Eryn Ament Bingle ’95, who is her class’s co-chair for fundraising and a member of the HCF’s Executive Committee, says that alums are “very excited about the opportunity to direct [their] gifts to another aspect of undergraduate life.”
“For my generation...we are 11 years out,” Bingle says. “We like the chance to give money directly to projects that we think would have been really fun.”
“What is unique about it is that Dean Gross is unusually active in directing where the money gets sent,” she adds.
A SUSTAINABLE MODEL?
At least two administrators have criticized FAS for failing to promise long-term support for the Undergraduate Life Fund.
In an interview last week, Kirby hinted that the fund would not necessarily be a permanent part of the HCF.
“If you look over the history of Harvard fundraising, there are a large number of initiatives that are started to meet certain goals, and then they meet those goals,” Kirby said.
But another University Hall administrator says that because the fund is not permanent, it is an untenable long-term solution to the problems the College has faced in funding undergraduate initiatives.
“I’m not trying to paint it as a dire situation, but it’s not sustainable,” says the administrator. “[The fund] is not the answer.”
But Bingle, who serves on the executive committee of the HCF, says that the Undergraduate Life Fund “is not talked about as a temporary thing.”
“Realistically, I don’t think [disbanding the Undergraduate Life Fund] will happen,” she says. “There are big projects in the works for undergraduate life. They need money. The College wants them to be funded. I mean, you don’t start construction on a pub and then not fund it.”
Another concern expressed by the University Hall administrator is that the Undergraduate Life Fund may be disbanded if it draws away contributions from the unrestricted funds of the HCF.

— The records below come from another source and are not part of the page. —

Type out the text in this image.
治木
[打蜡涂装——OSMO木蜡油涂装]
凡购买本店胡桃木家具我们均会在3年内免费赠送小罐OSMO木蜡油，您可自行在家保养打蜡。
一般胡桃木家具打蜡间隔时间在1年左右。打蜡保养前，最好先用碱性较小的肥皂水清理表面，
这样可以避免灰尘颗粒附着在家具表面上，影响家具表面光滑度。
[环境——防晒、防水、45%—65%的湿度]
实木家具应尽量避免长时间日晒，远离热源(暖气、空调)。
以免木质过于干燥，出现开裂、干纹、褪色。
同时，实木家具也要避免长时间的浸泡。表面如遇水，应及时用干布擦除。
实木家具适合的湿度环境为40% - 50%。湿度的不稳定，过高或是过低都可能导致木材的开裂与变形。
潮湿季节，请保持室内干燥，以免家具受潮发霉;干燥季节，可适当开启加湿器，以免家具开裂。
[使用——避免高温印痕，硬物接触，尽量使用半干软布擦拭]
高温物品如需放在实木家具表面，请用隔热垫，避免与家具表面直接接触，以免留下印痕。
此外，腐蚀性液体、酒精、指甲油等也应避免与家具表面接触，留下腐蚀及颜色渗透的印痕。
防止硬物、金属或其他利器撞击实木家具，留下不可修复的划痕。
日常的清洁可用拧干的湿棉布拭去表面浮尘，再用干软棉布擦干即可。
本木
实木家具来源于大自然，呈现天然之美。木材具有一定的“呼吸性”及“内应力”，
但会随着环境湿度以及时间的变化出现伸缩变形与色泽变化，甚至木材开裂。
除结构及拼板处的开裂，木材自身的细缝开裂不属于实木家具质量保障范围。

Though Kirby says that this is not a concern, he does emphasize that the unrestricted funds are “absolutely essential.”
“Obviously, our highest priority remains the unrestricted giving of alumni to the College that we can use for whatever purpose,” says Kirby.
A number of initiatives to improve undergraduate life that began under Summers’ tenure will come to fruition next semester.
With an infusion of cash from the Undergraduate Life Fund as well as the Office of the President, the construction of the new Loker pub—dubbed “Queen’s Head”—and the Lamont Café will begin in the summer and be complete by mid-semester.
Other initiatives supported by the fund include the new undergraduate social programming board, which was allocated $200,000 and will be charged with planning and running several campus-wide social events during the upcoming academic year.
Although Gross declined to reveal the amount raised so far, he said last week that “a lot of initiatives have been able to get started” this semester with money from the new fund.
A pamphlet distributed to potential donors lists other initiatives that will be supported by the Undergraduate Life Fund, including “innovations in teaching and advising,” arts programming, non-varsity athletics such as club sports and intramurals, and house renovations.
The Dean’s Fund will also support development and programming for the new Women’s Center and mental health services for students, according to the pamphlet.
Gross says he believes that the upcoming academic year will be a “year of implementation.”
“We have a new advising program, the recommendations voted by the Faculty in the curricular review, and a new events board,” says Gross. “This is going to be a year of getting things to work.”